By: Muhammed Lamin Drammeh
Alhassan Susso’s journey from The Gambia to the United States is a testament to his unwavering determination and resilience. As a young emigrant, he faced numerous challenges, but his ambition to better his family’s economic conditions led him to explore greener pastures abroad. From humble beginnings, Alhassan rose to become a renowned educator and motivational speaker in New York City, where he now dedicates his life to transforming the lives of young emigrants through teaching.
In his memoir, Alhassan chronicles his path from a teenage emigrant to an award-winning educator, detailing his experiences, trials, tribulations, and ultimate successes in the United States. His story is one of hope, inspiration, and the power of education to transform lives.
Susso, who describes himself as an accidental teacher, narrated to The Fatu Network how a family tragedy cleared the path he is proudly pursuing today.
“I usually consider myself as an accidental teacher. Never in my wildest dreams, I would have ever imagined I would become an educator. Yet, I went into education as a result of the family tragedy,” he explained.
As per his account, during his college days, his younger sister fell ill and despite making every possible effort to provide her with proper medical care, the family was unable to provide her with the required treatment in their home country. As a result, they decided to pursue medical treatment in the United States. However, their visa application was denied, leaving them with no choice but to continue searching for alternative treatments.
“When we went through the visa application process, she was denied the visa. And then, as we were going through the appeal process because we met all the requirements for the visa, unfortunately, I received the phone call that she passed away.
“And then 8 hours after that, the grandma who raised all of us also passed away from a heart attack as a result of Binta’s death. So obviously, my world stopped”.
Susso, who had experienced a tragic incident, felt the need to help other families avoid the same fate as his own. He was determined to pursue a career in law and become an immigration lawyer.
However, his pre-law lecturer advised him to consider an alternative path if he truly wanted to make a significant impact on the lives of emigrants. This advice led Susso to explore other avenues that would enable him to create a more meaningful change in the lives of those he sought to help.
“My pre-law adviser asked why I wanted to become a lawyer.

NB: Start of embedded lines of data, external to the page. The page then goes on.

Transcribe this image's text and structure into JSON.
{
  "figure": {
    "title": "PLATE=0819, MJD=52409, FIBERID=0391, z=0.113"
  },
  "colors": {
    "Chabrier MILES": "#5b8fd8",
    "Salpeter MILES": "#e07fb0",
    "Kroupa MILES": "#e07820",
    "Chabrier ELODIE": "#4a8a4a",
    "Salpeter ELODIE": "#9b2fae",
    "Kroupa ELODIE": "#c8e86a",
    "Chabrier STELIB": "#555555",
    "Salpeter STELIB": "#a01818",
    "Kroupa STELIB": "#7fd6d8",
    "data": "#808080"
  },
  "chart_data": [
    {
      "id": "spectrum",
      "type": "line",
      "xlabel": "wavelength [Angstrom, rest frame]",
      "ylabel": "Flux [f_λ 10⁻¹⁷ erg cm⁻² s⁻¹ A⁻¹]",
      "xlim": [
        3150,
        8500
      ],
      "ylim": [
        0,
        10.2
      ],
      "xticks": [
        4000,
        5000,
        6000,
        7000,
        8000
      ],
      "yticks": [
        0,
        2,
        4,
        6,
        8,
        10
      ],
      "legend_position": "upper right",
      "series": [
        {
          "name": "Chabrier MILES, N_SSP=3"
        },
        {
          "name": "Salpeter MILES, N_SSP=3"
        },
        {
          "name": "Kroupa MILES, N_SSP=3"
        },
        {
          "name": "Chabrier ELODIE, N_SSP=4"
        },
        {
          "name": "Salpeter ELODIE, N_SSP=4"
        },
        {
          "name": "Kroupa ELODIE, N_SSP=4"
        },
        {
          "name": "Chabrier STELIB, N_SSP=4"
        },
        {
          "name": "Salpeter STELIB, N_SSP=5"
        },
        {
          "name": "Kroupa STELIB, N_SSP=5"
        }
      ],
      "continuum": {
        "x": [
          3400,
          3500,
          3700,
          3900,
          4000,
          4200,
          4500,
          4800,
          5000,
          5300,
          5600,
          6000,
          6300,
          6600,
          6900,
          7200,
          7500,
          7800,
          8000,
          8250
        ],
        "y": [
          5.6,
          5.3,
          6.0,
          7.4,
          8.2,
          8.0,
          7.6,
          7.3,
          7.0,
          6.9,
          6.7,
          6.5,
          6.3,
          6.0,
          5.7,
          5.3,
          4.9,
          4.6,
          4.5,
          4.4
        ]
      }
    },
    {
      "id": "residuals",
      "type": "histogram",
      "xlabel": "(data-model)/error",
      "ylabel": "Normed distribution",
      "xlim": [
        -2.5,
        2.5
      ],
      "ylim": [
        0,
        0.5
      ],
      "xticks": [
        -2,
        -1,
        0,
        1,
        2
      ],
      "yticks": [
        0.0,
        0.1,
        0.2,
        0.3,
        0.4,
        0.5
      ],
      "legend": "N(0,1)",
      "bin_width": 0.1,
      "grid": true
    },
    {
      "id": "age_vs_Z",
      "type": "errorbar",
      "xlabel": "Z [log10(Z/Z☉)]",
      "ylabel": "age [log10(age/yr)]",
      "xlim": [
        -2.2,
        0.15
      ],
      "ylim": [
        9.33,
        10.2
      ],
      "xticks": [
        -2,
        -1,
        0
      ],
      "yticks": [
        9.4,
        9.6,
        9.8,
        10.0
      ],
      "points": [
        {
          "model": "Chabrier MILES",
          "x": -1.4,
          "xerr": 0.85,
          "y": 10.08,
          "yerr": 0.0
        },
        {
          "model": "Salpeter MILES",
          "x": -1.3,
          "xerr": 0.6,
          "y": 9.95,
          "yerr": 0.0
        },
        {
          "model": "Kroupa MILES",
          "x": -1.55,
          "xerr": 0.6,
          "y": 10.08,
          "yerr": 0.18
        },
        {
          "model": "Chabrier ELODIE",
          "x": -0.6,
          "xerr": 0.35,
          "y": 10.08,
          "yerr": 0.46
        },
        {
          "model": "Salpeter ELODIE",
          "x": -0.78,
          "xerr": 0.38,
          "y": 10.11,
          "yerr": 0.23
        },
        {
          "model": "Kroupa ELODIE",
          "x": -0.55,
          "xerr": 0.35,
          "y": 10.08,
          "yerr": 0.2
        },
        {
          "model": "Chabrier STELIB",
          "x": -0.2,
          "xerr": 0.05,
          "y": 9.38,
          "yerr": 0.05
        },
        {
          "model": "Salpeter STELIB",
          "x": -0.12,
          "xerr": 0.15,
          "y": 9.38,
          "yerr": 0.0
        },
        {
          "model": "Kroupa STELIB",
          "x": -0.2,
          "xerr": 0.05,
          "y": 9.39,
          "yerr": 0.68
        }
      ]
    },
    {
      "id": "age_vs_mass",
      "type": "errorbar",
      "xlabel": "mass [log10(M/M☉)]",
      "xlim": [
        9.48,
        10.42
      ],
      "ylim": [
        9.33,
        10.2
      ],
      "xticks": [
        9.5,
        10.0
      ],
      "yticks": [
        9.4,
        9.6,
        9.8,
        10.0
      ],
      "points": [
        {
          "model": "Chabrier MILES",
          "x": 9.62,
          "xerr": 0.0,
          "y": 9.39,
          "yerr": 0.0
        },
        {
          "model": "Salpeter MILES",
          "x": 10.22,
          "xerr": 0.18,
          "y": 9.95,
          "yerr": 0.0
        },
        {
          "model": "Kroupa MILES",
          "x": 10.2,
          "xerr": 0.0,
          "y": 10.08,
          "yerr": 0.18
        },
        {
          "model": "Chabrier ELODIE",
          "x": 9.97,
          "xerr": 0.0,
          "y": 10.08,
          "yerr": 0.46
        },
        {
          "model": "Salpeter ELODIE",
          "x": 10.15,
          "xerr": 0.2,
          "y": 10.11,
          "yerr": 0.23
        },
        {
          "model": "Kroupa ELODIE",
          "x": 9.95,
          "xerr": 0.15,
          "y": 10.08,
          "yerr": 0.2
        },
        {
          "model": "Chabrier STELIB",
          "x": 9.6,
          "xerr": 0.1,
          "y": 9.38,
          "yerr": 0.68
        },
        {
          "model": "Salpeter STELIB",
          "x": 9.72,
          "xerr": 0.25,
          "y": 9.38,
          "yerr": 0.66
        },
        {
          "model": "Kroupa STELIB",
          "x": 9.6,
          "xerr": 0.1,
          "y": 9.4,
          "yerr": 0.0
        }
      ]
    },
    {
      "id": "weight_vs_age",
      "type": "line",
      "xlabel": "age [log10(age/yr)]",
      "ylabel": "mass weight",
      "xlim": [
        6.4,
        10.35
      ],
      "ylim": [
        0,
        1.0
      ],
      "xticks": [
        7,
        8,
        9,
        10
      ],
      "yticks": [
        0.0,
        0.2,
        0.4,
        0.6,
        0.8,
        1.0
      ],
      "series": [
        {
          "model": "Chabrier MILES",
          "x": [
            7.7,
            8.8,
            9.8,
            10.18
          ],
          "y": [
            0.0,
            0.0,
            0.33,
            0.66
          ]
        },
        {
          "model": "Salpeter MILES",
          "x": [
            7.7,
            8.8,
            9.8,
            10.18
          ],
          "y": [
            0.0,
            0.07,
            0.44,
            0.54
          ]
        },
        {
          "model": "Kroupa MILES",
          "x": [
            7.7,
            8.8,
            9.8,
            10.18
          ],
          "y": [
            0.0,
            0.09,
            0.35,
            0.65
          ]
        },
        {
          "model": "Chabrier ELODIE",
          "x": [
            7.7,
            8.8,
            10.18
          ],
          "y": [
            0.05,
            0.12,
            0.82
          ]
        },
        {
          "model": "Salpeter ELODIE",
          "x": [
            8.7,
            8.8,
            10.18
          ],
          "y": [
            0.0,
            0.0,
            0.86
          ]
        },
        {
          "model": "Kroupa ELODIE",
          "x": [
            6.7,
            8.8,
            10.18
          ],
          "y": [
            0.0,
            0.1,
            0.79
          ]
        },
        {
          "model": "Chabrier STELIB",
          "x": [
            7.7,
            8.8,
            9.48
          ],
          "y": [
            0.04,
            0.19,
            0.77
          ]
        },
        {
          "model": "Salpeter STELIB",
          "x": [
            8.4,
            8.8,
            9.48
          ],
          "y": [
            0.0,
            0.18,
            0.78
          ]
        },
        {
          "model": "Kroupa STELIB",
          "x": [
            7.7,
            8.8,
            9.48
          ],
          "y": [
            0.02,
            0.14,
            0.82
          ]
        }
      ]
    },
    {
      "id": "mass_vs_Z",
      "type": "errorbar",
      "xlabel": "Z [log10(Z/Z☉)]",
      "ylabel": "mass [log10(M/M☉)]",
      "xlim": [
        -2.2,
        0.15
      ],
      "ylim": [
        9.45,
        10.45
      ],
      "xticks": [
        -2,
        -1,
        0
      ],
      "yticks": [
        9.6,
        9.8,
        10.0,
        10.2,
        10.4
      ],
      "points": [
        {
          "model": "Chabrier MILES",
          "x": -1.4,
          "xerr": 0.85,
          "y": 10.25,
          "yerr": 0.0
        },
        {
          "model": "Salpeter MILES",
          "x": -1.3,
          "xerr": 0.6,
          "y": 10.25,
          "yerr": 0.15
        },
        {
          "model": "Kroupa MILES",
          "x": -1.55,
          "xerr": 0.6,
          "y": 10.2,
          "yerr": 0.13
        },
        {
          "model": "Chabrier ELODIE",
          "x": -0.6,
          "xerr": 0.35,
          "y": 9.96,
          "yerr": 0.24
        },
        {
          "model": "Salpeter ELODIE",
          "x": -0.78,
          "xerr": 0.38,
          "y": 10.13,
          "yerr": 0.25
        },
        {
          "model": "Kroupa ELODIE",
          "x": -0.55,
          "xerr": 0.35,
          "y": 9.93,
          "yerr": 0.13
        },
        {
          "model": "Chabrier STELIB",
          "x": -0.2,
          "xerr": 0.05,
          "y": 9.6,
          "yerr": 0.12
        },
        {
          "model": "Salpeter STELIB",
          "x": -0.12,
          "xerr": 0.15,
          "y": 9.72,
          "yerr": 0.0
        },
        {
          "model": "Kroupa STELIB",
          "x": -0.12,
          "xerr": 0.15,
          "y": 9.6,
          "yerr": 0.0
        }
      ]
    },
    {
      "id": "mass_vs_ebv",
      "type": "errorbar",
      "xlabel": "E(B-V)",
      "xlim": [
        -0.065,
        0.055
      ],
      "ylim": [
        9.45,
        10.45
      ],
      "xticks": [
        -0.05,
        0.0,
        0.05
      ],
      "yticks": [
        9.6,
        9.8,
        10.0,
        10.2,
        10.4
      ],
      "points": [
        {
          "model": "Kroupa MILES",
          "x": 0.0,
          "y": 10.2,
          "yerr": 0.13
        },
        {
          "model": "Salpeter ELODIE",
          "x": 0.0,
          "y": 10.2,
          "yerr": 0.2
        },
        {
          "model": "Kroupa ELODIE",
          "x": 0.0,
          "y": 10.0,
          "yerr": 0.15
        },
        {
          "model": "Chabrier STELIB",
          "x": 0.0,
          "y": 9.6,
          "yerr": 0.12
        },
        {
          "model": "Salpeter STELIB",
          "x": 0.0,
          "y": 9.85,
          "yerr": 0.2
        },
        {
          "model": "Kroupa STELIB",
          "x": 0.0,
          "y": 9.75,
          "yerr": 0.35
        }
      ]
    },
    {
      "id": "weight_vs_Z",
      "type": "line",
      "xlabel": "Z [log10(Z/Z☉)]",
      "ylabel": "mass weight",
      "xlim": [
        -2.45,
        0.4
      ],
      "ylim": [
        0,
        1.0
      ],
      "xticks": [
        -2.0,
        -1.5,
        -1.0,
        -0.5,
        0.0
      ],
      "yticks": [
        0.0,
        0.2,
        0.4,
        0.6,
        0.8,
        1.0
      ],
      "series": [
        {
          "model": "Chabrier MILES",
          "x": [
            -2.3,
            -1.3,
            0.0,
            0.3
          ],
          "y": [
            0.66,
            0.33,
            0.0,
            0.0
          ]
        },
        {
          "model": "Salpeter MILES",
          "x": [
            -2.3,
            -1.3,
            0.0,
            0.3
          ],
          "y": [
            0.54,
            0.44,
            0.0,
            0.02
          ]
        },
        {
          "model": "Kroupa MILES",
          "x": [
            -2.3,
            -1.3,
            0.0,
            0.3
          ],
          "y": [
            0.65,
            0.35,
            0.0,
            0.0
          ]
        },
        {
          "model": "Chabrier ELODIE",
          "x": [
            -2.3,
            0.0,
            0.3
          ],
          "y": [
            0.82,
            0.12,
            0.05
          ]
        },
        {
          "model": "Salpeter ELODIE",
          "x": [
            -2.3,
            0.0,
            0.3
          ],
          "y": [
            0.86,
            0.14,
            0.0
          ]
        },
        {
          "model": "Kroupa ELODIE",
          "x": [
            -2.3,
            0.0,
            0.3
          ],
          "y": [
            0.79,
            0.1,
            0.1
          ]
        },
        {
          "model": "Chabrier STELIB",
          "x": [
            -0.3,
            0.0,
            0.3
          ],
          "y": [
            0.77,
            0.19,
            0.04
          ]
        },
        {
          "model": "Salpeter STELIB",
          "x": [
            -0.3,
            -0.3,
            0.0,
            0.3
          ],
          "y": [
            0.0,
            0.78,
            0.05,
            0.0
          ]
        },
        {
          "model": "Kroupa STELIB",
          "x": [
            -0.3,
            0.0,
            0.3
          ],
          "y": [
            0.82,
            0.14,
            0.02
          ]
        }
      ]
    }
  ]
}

I told her the story of my family and what we had gone through, she thought about it for a while and said, well, if that’s thoroughly your mission in life, to empower young emigrants and to help emigrant families, I am not sure law school is the right place for you.
“She said by the time I defend those kids in court, one of these two things will be happening: “They will either be heading to jail, or they will be in the process of getting deported.” Why don’t you think about something that will ensure you will never even have to see them in the courtroom?”
“And then I spent the next few days wondering about what that will look like. That’s when it occurred to me that Nelson Mandela said, ‘education is the weapon one can use to transform the world.’ I then decided that then that is what I am dedicating my life to. And then today, I do exactly why I went to education,” he said.
Susso currently teaches at an International Community High School, a school built for emigrants. A passionate and dedicated educator, Alhassan is the 2019 New York State Teacher of the Year. In 2019, he equally won the New York State History Teacher of the Year and the 2020 NEW National Educator of the Year.
In 2017, Susso was named one of the top 50 outstanding teachers in the world by the Varkey Foundation’s Global Teacher Prize.
When asked about his fulfilment as a teacher, Susso said.
“I am definitely a passionate educator because I am apparent in my reasons for going into education. I did get all these wonderful awards, yet nothing gives me more fulfilment than in June when I sat at our graduation, seeing those wonderful young emigrants crossing the stage, knowing what we had been through together, the challenges we encountered over the course of the years, to see them cross those stage, no award will ever merge the feeling for me. As a result, the success of my students gives me more fulfilment.”
Backed by his insatiable enthusiasm and passion for shifting his expertise to his country of birth, Suso and his partner raised over 20 million dalasi to help in the development of early childhood education in the Gambia.
“So, we came to The Gambia in February  to implement a project and after that implementation, I then shifted my focus on how do I actually recognize and celebrate the incredible work that Gambia educators are doing, so that those people’s stories can end up serving as an inspiration for the young generation to think about the teaching profession.
“I established an education foundation, and our first activity will be The Gambia Teacher Prize which will take place on February 15, 2024. The long-term target is to establish teacher training centres” he told TFN.
Mr. Susso, has, over the years, published numerous articles including “Peeling Away Cultural Cataracts to Reveal Humanity’s Beauty,” “What Our Students Need to Learn” and most recently, “The Reinvention Schools Really Need.”
He graduated with honours in Political Science and History from the University of Vermont, and he received his Master of Arts in Teaching from Bard College in New York. He currently teaches Government, Economics and Personal Development at the International Community High School in the South Bronx in New York City.